I’ll set the record straight before I go on to say what I’m about to say. I love Gail Porter. I think she’s beautiful. And after suffering from alopecia (a condition in which hair is lost from all areas of the body) I think she is by far one of the most dignified and upbeat ‘celebrities’ to come out of the usual circus.
Remember the FHM cover that made it onto the side of the Houses of Parliament in 1999? Yep, me too. She was officially hot to trot and rightly voted one of the UK’s most sexy women.
Fast-forward 11 years and Gail has now ‘recreated’ the famous ’99 shots for Now! Magazine, exclaiming that this will be ‘the last time I can get my backside out in public without being arrested’.
“I’ve got a lovely boyfriend who likes me whatever I look like and my daughter Honey is at an age where she just thinks it’s funny that Mummy’s getting her bum out”…Really? Is this true? Because at 40 years old I’d be less than impressed if my mum got her bare arse out for the sake of a few quid.

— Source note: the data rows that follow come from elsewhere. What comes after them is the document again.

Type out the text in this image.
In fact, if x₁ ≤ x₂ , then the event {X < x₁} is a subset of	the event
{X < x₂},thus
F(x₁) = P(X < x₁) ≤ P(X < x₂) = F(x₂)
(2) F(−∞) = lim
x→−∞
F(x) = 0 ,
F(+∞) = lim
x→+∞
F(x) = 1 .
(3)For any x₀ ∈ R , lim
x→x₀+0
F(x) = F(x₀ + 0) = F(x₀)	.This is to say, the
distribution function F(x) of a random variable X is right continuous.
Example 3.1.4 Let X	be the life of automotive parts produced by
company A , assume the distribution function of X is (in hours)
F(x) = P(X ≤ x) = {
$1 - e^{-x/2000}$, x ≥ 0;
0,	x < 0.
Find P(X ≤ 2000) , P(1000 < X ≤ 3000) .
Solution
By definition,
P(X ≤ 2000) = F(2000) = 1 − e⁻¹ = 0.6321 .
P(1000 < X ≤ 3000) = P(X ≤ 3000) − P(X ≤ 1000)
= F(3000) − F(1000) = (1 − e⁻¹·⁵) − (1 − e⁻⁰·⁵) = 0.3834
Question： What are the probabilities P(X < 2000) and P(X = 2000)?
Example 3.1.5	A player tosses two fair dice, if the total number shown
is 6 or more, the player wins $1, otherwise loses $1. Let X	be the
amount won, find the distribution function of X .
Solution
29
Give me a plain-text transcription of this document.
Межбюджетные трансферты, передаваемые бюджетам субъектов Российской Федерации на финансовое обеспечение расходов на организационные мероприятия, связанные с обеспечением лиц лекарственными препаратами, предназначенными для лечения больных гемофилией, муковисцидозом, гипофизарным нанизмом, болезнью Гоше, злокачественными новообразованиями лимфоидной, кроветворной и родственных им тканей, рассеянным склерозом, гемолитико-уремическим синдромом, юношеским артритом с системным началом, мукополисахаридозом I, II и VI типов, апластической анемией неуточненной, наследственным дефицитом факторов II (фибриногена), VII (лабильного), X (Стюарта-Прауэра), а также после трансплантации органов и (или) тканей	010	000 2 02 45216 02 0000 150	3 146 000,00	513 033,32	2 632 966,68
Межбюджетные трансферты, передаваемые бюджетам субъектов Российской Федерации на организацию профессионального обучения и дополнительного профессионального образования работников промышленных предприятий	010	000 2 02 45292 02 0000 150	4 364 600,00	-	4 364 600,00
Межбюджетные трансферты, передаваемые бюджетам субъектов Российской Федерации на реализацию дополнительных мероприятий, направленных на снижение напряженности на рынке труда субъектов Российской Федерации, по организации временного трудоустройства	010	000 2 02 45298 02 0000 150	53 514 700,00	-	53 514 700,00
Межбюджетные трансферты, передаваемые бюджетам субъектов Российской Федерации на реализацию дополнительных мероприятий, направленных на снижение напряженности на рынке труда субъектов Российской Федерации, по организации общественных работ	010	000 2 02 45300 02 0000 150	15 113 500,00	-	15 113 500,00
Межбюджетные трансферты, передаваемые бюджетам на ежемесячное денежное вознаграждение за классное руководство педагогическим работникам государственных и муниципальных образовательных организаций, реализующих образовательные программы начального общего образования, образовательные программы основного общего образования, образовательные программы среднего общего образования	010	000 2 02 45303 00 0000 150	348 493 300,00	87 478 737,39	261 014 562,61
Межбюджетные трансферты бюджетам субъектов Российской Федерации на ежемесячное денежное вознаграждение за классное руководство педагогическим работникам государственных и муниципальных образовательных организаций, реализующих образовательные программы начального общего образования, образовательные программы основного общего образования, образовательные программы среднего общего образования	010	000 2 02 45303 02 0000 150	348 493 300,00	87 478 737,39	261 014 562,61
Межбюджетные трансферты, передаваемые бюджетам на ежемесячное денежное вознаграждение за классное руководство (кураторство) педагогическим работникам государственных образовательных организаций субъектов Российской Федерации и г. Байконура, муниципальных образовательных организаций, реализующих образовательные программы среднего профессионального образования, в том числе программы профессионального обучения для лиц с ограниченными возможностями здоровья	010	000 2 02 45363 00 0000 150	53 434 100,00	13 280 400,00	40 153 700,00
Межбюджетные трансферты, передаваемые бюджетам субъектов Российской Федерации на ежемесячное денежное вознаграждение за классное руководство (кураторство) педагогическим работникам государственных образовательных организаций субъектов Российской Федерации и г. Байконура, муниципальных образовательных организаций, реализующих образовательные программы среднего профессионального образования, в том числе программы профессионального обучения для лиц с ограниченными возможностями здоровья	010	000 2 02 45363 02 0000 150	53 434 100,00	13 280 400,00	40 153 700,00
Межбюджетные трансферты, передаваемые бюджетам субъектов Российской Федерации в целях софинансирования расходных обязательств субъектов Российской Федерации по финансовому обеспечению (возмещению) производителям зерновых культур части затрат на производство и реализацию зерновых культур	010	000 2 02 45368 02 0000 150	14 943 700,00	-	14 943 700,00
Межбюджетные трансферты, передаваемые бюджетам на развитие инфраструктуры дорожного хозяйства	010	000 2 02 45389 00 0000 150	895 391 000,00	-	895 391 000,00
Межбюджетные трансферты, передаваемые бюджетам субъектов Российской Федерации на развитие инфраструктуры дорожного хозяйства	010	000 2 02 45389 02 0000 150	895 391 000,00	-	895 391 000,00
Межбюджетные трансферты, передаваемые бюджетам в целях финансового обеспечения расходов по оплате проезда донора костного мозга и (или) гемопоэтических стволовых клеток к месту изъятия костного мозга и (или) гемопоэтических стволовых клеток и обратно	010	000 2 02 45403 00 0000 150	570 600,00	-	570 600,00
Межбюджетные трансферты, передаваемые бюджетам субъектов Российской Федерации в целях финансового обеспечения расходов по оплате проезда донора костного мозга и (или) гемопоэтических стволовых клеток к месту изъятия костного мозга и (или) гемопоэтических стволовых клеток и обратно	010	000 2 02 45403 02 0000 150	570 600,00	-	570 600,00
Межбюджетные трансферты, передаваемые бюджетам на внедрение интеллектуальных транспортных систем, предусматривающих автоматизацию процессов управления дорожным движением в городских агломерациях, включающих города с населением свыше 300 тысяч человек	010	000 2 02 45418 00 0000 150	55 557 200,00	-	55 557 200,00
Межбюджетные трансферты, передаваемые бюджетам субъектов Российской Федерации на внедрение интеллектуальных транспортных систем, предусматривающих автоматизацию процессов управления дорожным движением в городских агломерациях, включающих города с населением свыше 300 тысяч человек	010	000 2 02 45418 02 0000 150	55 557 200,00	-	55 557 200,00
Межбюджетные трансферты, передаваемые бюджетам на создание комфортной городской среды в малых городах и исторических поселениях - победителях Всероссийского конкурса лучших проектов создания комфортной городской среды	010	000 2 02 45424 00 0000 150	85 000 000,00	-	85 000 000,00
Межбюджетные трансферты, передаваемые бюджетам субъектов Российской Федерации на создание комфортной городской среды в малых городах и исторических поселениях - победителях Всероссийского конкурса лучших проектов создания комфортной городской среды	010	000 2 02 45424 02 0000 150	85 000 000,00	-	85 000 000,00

The photos are awful. Awful, awful, awful and I just don’t want to see it. I can see why she’s done it, I really can, but the crap 90’s tattoos, the huge breasts and the white hair make her look like an old lady. Squint a bit and it could be your Nan.
I’d like to say I still have the same derriere but sadly not. I think it’s a little bit wider but I don’t think it’s doing too badly” she states.
So where does it stop? Will she do a photo-shoot every decade to mark her 50th, 60th or 70th? Please no. Gail, I love you but I can do without seeing your arse again. EVER.